Disclosure statement

This report was prepared as an account of work sponsored by an agency of the United States Government. Neither the United States Government nor any agency thereof, nor any of their employees, makes any warranty, express or implied, or assumes any legal liability or responsibility for the accuracy, completeness, or usefulness of any information, apparatus, product, or process disclosed or represents that its use would not infringe privately owned rights. Reference herein to any specific commercial product process, or service by trade name, trademark, manufacturer, or otherwise does not necessarily constitute or imply its endorsement, recommendation, or favoring by the United States Government or any agency thereof.
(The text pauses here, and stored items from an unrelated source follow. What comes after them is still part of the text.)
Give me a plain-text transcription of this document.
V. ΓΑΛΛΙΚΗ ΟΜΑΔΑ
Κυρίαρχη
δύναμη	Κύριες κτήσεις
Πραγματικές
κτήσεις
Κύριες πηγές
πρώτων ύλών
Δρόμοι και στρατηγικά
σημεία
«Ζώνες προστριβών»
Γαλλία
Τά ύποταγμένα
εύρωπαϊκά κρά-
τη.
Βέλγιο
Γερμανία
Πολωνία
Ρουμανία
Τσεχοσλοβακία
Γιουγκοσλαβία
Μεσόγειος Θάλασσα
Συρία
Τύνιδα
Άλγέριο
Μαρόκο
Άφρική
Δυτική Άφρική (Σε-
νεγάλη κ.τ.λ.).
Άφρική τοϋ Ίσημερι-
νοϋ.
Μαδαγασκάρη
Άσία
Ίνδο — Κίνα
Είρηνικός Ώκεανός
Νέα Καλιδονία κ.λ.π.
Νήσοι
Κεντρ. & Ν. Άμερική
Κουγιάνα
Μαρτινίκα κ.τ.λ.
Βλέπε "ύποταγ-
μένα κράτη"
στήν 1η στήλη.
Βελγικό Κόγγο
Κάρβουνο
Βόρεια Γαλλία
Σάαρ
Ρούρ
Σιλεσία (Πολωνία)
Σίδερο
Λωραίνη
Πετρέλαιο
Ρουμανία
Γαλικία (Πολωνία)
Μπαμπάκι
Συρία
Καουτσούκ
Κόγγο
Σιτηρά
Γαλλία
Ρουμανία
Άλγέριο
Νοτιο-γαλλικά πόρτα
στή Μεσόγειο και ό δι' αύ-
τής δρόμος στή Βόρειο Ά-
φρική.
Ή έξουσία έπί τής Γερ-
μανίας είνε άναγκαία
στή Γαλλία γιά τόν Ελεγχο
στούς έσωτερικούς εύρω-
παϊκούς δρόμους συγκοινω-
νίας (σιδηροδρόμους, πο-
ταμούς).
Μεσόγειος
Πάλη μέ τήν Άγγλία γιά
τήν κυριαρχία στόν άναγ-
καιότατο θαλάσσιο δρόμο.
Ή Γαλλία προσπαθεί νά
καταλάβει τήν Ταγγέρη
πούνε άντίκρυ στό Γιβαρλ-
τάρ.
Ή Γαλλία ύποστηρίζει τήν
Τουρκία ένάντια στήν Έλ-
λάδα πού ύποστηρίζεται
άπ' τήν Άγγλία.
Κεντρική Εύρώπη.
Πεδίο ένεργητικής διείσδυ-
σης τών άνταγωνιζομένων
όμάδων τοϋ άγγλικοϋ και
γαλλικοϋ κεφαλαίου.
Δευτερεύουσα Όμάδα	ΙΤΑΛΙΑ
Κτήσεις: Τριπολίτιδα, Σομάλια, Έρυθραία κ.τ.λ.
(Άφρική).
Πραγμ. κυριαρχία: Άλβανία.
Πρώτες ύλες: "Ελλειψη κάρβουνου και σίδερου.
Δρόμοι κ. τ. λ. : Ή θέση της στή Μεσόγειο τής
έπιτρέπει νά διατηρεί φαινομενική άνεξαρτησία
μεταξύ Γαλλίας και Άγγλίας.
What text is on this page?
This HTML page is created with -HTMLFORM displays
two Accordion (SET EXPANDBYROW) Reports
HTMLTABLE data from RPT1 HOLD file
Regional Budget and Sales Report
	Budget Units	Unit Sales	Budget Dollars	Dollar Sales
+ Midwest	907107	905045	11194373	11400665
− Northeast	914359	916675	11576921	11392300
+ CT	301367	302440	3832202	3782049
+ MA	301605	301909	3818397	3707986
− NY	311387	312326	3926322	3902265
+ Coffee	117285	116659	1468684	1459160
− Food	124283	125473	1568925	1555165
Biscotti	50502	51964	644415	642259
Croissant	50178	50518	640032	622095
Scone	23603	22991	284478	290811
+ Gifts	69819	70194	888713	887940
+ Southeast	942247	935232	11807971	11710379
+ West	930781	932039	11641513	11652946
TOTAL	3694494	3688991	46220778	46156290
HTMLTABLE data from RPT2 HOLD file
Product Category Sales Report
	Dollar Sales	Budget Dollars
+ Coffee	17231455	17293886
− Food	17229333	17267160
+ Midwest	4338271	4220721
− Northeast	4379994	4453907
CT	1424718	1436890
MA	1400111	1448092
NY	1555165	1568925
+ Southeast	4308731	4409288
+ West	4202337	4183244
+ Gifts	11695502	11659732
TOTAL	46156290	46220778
The views and opinions of authors expressed herein do not necessarily state or reflect those of the United States Government or any agency thereof.

Additional information

Funding

This research was financially supported by a grant from the U.S. Department of Energy to the University of Georgia Research Foundation [DE-EM0004391].

Notes on contributors

Yeni Natalia C. Perez-Gelvez

Yeni Natalia C. Perez-Gelvez, Ph.D., is a Postdoctoral researcher at the Complex Carbohydrate Research Center at the University of Georgia, Athens, United States. She studies the effects of chronic exposure to low-dose of IR at the glycomic and proteomic level.

Shem Unger

Shem Unger, Ph.D., is an assistant professor of Biology at Wingate University, Wingate, United States. He completed a postdoctoral research position at the Savannah River Ecology Laboratory in Aiken, South Carolina, United States.

Simone Kurz

Simone Kurz, Ph.D., is the program manager Life Sciences at the Austrian Research Promotion Agency, Vienna, Austria. She completed a Postdoctoral Fellow position at the Complex Carbohydrate Research Center at the University of Georgia, Athens, United States.

Katelyn Rosenbalm

Katelyn Rosenbalm is a Ph.D candidate at the Complex Carbohydrate Research Center at the University of Georgia, Athens, United States. She studies the role of glycosylation in neuroinflammation in Alzheimer’s using mass spectrometry-based analytical methods.

William Matthew Wright

William Matthew Wright is an MS1 at the Mercer University School of Medicine, Macon, United States. He served as an Undergraduate Research Assistant at the Complex Carbohydrate Research Center, at the University of Georgia, Athens, United States.

Olin E. Rhodes

Olin E. Rhodes Jr., Ph.D., is the Director of the University of Georgia’s Savannah River Ecology Laboratory and a Georgia Athletic Association Professor of Applied Ecology in the Odum School of Ecology at the University of Georgia, Athens, United States.

Michael Tiemeyer

Michael Tiemeyer, Ph.D., is a distinguished research professor in the Biochemistry department at the University of Georgia and Co-director of the complex carbohydrate research center, Athens, United States. Currently focusing efforts to help in the COVID-19 research.

Carl W. Bergmann

Carl W. Bergmann, Ph.D., is the Associate Vice President for Research at University of Georgia, where he is responsible for UGA Core Research Laboratories and Research Facilities, and an Associate Director of the Complex Carbohydrate Research Center at the University of Georgia, Athens, United States.